Dal Consiglio dei ministri del 3 marzo è uscito un documento programmatico che vorrebbe mettere sul piatto della banda ultra larga 12,5 miliardi di euro da oggi al 2020. Per colmare il divario che separa l’Italia dagli altri Paesi europei, come sollecitato dalla stessa Unione Europea, l’idea è di attingere per il 50% a risorse pubbliche per raggiungere l’obiettivo della metà della popolazione connessa a 100 megabit. Il documento prevede anche altre misure specifiche. Il ‘servizio digitale universale’, un fondo di garanzia, il voucher di accompagnamento alla migrazione verso la fibra ottica e la convergenza di prezzo per i collegamenti in fibra ottica realizzati con sovvenzioni statali, al prezzo dei collegamenti in rame . La strada è lunga, se è vero che, in tutto il vecchio Continente, siamo tra i gradini più bassi dell’accesso a Internet.

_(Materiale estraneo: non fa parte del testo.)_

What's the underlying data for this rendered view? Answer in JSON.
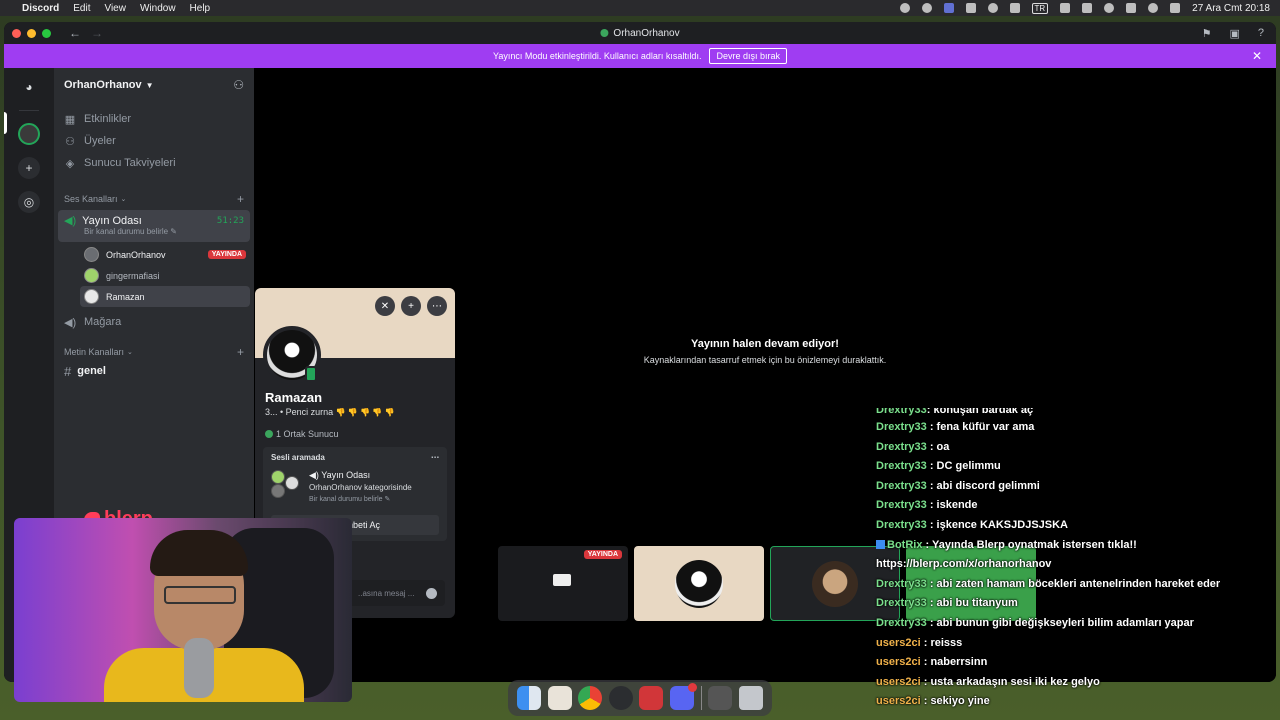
{
  "menubar": {
    "app_name": "Discord",
    "menus": [
      "Edit",
      "View",
      "Window",
      "Help"
    ],
    "input_badge": "TR",
    "datetime": "27 Ara Cmt  20:18"
  },
  "window": {
    "title": "OrhanOrhanov",
    "banner_text": "Yayıncı Modu etkinleştirildi. Kullanıcı adları kısaltıldı.",
    "banner_button": "Devre dışı bırak"
  },
  "sidebar": {
    "server_name": "OrhanOrhanov",
    "items": [
      {
        "label": "Etkinlikler",
        "icon": "calendar-icon"
      },
      {
        "label": "Üyeler",
        "icon": "members-icon"
      },
      {
        "label": "Sunucu Takviyeleri",
        "icon": "boost-icon"
      }
    ],
    "voice_category": "Ses Kanalları",
    "voice_channel": {
      "name": "Yayın Odası",
      "timer": "51:23",
      "status_placeholder": "Bir kanal durumu belirle",
      "users": [
        {
          "name": "OrhanOrhanov",
          "badge": "YAYINDA"
        },
        {
          "name": "gingermafiasi",
          "badge": ""
        },
        {
          "name": "Ramazan",
          "badge": ""
        }
      ]
    },
    "stage_channel": "Mağara",
    "text_category": "Metin Kanalları",
    "text_channel": "genel"
  },
  "overlay_logo": "blerp",
  "stage": {
    "paused_title": "Yayının halen devam ediyor!",
    "paused_sub": "Kaynaklarından tasarruf etmek için bu önizlemeyi duraklattık.",
    "tile_live_badge": "YAYINDA"
  },
  "profile": {
    "name": "Ramazan",
    "status": "3... • Penci zurna",
    "status_emoji": "👎 👎 👎 👎 👎",
    "mutual": "1 Ortak Sunucu",
    "voice_header": "Sesli aramada",
    "voice_channel": "Yayın Odası",
    "voice_category": "OrhanOrhanov kategorisinde",
    "voice_status": "Bir kanal durumu belirle",
    "chat_button": "Sohbeti Aç",
    "message_placeholder": "..asına mesaj ..."
  },
  "chat": [
    {
      "user": "Drextry33",
      "msg": ": konuşan bardak aç",
      "color": "green"
    },
    {
      "user": "Drextry33",
      "msg": ": fena küfür var ama",
      "color": "green"
    },
    {
      "user": "Drextry33",
      "msg": ": oa",
      "color": "green"
    },
    {
      "user": "Drextry33",
      "msg": ": DC gelimmu",
      "color": "green"
    },
    {
      "user": "Drextry33",
      "msg": ": abi discord gelimmi",
      "color": "green"
    },
    {
      "user": "Drextry33",
      "msg": ": iskende",
      "color": "green"
    },
    {
      "user": "Drextry33",
      "msg": ": işkence KAKSJDJSJSKA",
      "color": "green"
    },
    {
      "user": "BotRix",
      "msg": ": Yayında Blerp oynatmak istersen tıkla!!",
      "color": "bot"
    },
    {
      "user": "",
      "msg": "https://blerp.com/x/orhanorhanov",
      "color": "green"
    },
    {
      "user": "Drextry33",
      "msg": ": abi zaten hamam böcekleri antenelrinden hareket eder",
      "color": "green"
    },
    {
      "user": "Drextry33",
      "msg": ": abi bu titanyum",
      "color": "green"
    },
    {
      "user": "Drextry33",
      "msg": ": abi bunun gibi değişkseyleri bilim adamları yapar",
      "color": "green"
    },
    {
      "user": "users2ci",
      "msg": ": reisss",
      "color": "yellow"
    },
    {
      "user": "users2ci",
      "msg": ": naberrsinn",
      "color": "yellow"
    },
    {
      "user": "users2ci",
      "msg": ": usta arkadaşın sesi iki kez gelyo",
      "color": "yellow"
    },
    {
      "user": "users2ci",
      "msg": ": sekiyo yine",
      "color": "yellow"
    }
  ]
}
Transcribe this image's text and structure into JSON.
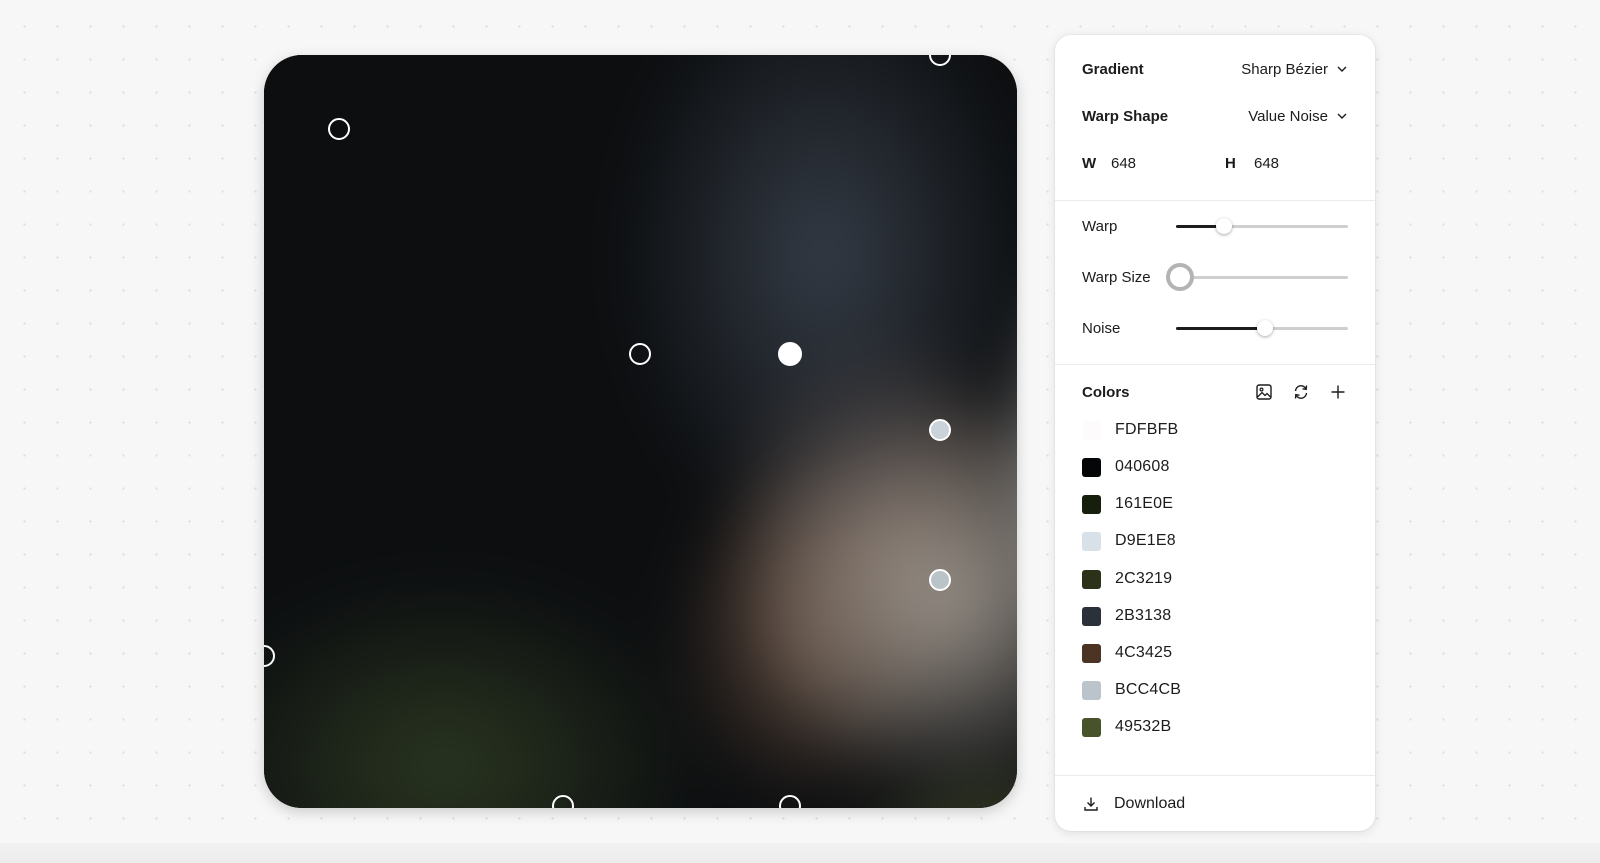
{
  "controls": {
    "gradient": {
      "label": "Gradient",
      "value": "Sharp Bézier"
    },
    "warp_shape": {
      "label": "Warp Shape",
      "value": "Value Noise"
    },
    "width": {
      "label": "W",
      "value": "648"
    },
    "height": {
      "label": "H",
      "value": "648"
    }
  },
  "sliders": [
    {
      "label": "Warp",
      "value": 0.28
    },
    {
      "label": "Warp Size",
      "value": 0.0
    },
    {
      "label": "Noise",
      "value": 0.52
    }
  ],
  "colors": {
    "title": "Colors",
    "icons": [
      "image-icon",
      "refresh-icon",
      "plus-icon"
    ],
    "list": [
      {
        "hex": "FDFBFB",
        "color": "#FDFBFB"
      },
      {
        "hex": "040608",
        "color": "#040608"
      },
      {
        "hex": "161E0E",
        "color": "#161E0E"
      },
      {
        "hex": "D9E1E8",
        "color": "#D9E1E8"
      },
      {
        "hex": "2C3219",
        "color": "#2C3219"
      },
      {
        "hex": "2B3138",
        "color": "#2B3138"
      },
      {
        "hex": "4C3425",
        "color": "#4C3425"
      },
      {
        "hex": "BCC4CB",
        "color": "#BCC4CB"
      },
      {
        "hex": "49532B",
        "color": "#49532B"
      }
    ]
  },
  "download": {
    "label": "Download",
    "icon": "download-icon"
  }
}
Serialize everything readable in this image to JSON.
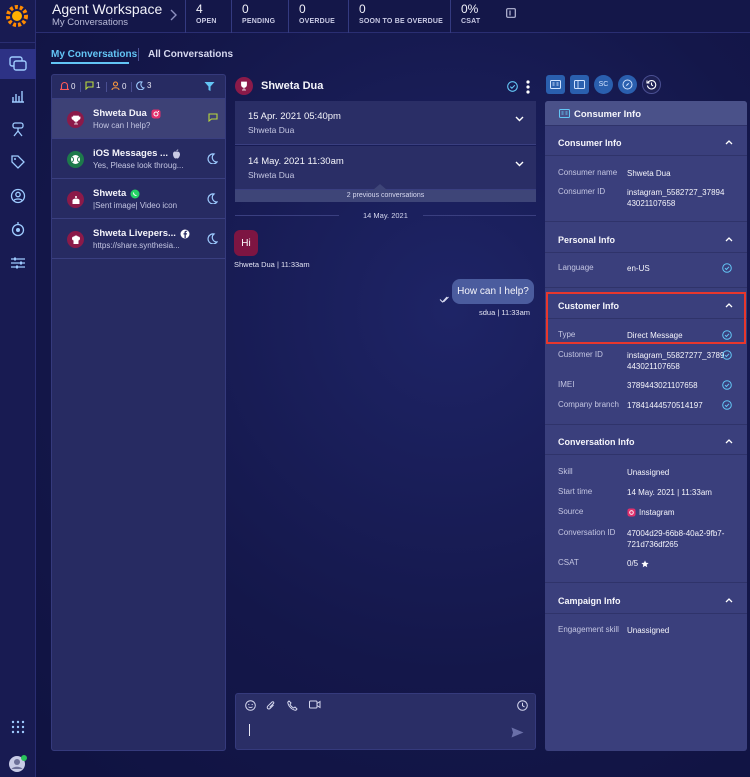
{
  "colors": {
    "accent": "#63c5f5",
    "highlight": "#e8372c",
    "brand": "#ff8a00"
  },
  "header": {
    "title": "Agent Workspace",
    "subtitle": "My Conversations",
    "stats": [
      {
        "value": "4",
        "label": "OPEN"
      },
      {
        "value": "0",
        "label": "PENDING"
      },
      {
        "value": "0",
        "label": "OVERDUE"
      },
      {
        "value": "0",
        "label": "SOON TO BE OVERDUE"
      },
      {
        "value": "0%",
        "label": "CSAT"
      }
    ]
  },
  "tabs": {
    "mine": "My Conversations",
    "all": "All Conversations"
  },
  "filters": {
    "alerts": "0",
    "messages": "1",
    "users": "0",
    "away": "3"
  },
  "conversations": [
    {
      "name": "Shweta Dua",
      "preview": "How can I help?",
      "channel": "instagram",
      "status": "message"
    },
    {
      "name": "iOS Messages ...",
      "preview": "Yes, Please look throug...",
      "channel": "apple",
      "status": "away"
    },
    {
      "name": "Shweta",
      "preview": "|Sent image| Video icon",
      "channel": "whatsapp",
      "status": "away"
    },
    {
      "name": "Shweta Livepers...",
      "preview": "https://share.synthesia...",
      "channel": "facebook",
      "status": "away"
    }
  ],
  "chat": {
    "title": "Shweta Dua",
    "previous": [
      {
        "date": "15 Apr. 2021 05:40pm",
        "name": "Shweta Dua"
      },
      {
        "date": "14 May. 2021 11:30am",
        "name": "Shweta Dua"
      }
    ],
    "previous_count": "2 previous conversations",
    "date_separator": "14 May. 2021",
    "incoming": {
      "text": "Hi",
      "meta": "Shweta Dua  |  11:33am"
    },
    "outgoing": {
      "text": "How can I help?",
      "meta": "sdua  |  11:33am"
    }
  },
  "right_buttons": [
    "SC"
  ],
  "info": {
    "title": "Consumer Info",
    "consumer": {
      "title": "Consumer Info",
      "name_label": "Consumer name",
      "name": "Shweta Dua",
      "id_label": "Consumer ID",
      "id": "instagram_5582727_3789443021107658"
    },
    "personal": {
      "title": "Personal Info",
      "language_label": "Language",
      "language": "en-US"
    },
    "customer": {
      "title": "Customer Info",
      "type_label": "Type",
      "type": "Direct Message",
      "cid_label": "Customer ID",
      "cid": "instagram_55827277_3789443021107658",
      "imei_label": "IMEI",
      "imei": "3789443021107658",
      "branch_label": "Company branch",
      "branch": "17841444570514197"
    },
    "conversation": {
      "title": "Conversation Info",
      "skill_label": "Skill",
      "skill": "Unassigned",
      "start_label": "Start time",
      "start": "14 May. 2021 | 11:33am",
      "source_label": "Source",
      "source": "Instagram",
      "cid_label": "Conversation ID",
      "cid": "47004d29-66b8-40a2-9fb7-721d736df265",
      "csat_label": "CSAT",
      "csat": "0/5"
    },
    "campaign": {
      "title": "Campaign Info",
      "skill_label": "Engagement skill",
      "skill": "Unassigned"
    }
  }
}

GUARDARE LE STELLE DA DENTRO… UNA STELLA
Il 25 febbraio è iniziata la costruzione del nuovo planetario dell’Eso, l’osservatorio dell’Europa meridionale. La novità dell’Eso Supernova Planetarium, questo è il suo nome, è la forma straordinaria: rappresenterà un sistema binario di stelle. L’area su cui il nuovo centro si svilupperà è di 5.000 chilometri quadri, ed è prevista una volta stellata con un diametro di 14 metri per 17 metri di altezza. Sarà terminato entro due anni e potrà ospitare fino a 200.000 visitatori ogni anno.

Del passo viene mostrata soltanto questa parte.